Sunday, November 27, 2011

Kava Kava

Scientific name: Piper methysticum

Other names: 'awa,'ava, kawa, kew, yagona, sakau, tonga


Kava is a tall evergreen shrub in the pepper family that grows in the South Pacific islands and some parts of Micronesia and Australia. It has stout rhizomes, fleshy stems and big leaves shaped like hearts. The roots of the plant has been used for thousands of years as a folk remedy and as a beverage. It has sedative properties and is drank to relax without disrupting mental clarity.

Parts used:

The root is the part of the plant used medicinally. Traditionally, it is prepared by either chewing, or made into a beverage by grinding or pounding the roots then combined with a small amount of  cold water and consumed as quickly as possible.

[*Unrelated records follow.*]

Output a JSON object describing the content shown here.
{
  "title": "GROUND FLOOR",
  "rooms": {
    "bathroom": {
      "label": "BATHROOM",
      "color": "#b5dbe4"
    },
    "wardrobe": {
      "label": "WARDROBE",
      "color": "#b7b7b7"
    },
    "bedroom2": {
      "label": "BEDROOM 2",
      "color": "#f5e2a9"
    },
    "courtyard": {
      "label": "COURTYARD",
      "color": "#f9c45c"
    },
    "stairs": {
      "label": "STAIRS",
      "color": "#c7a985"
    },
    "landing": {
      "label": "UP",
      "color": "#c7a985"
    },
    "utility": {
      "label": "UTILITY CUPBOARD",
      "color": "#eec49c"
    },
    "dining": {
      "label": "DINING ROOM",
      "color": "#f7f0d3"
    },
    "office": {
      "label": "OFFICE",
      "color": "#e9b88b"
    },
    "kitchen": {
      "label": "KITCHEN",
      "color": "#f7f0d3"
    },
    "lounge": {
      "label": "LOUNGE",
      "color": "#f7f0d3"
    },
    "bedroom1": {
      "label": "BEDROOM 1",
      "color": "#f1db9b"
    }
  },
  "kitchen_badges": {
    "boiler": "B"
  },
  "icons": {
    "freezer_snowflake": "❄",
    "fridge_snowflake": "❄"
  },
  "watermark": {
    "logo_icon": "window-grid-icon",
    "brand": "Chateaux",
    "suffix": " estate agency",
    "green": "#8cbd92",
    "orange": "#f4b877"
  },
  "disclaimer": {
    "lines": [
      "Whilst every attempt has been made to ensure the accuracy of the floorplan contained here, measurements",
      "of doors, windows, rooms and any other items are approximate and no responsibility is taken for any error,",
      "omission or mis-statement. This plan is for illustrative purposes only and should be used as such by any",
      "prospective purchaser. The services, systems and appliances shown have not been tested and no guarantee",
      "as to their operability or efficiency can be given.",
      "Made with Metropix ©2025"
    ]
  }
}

Medicinal Properties and Uses:

The main active components in kava root are called kavalactones. It has been found to affect the levels of specific neurotransmitters like dopamine, norepinephrine and gamma aminobutyric acid (GABA). It is a bitter, pungent herb that has anesthetic properties, diuretic effect as well as herbal aphrodisiac properties.

Kava is an effective folk remedy for back pain, anxiety and insomnia as it relaxes the muscles and calms the nerves.

* It also enhances mental alertness and concentration

* It fights mouth ulcers

In folk medicine it also used for gout, rheumatism and arthritis.

Kava if effective for both acute and chronic gonorrhea, vaginitis, syphilis and other genito-urinary infections.

It is applied externally for ringworm and athlete’s foot.

Precautions and Side effects:

Consult your doctor before taking kava.  You should not take kava if you are pregnant or breastfeeding a baby. Avoid drinking alcohol while taking kava. The use of kava may cause Liver Toxicity. Do NOT start a new medication without telling your doctor.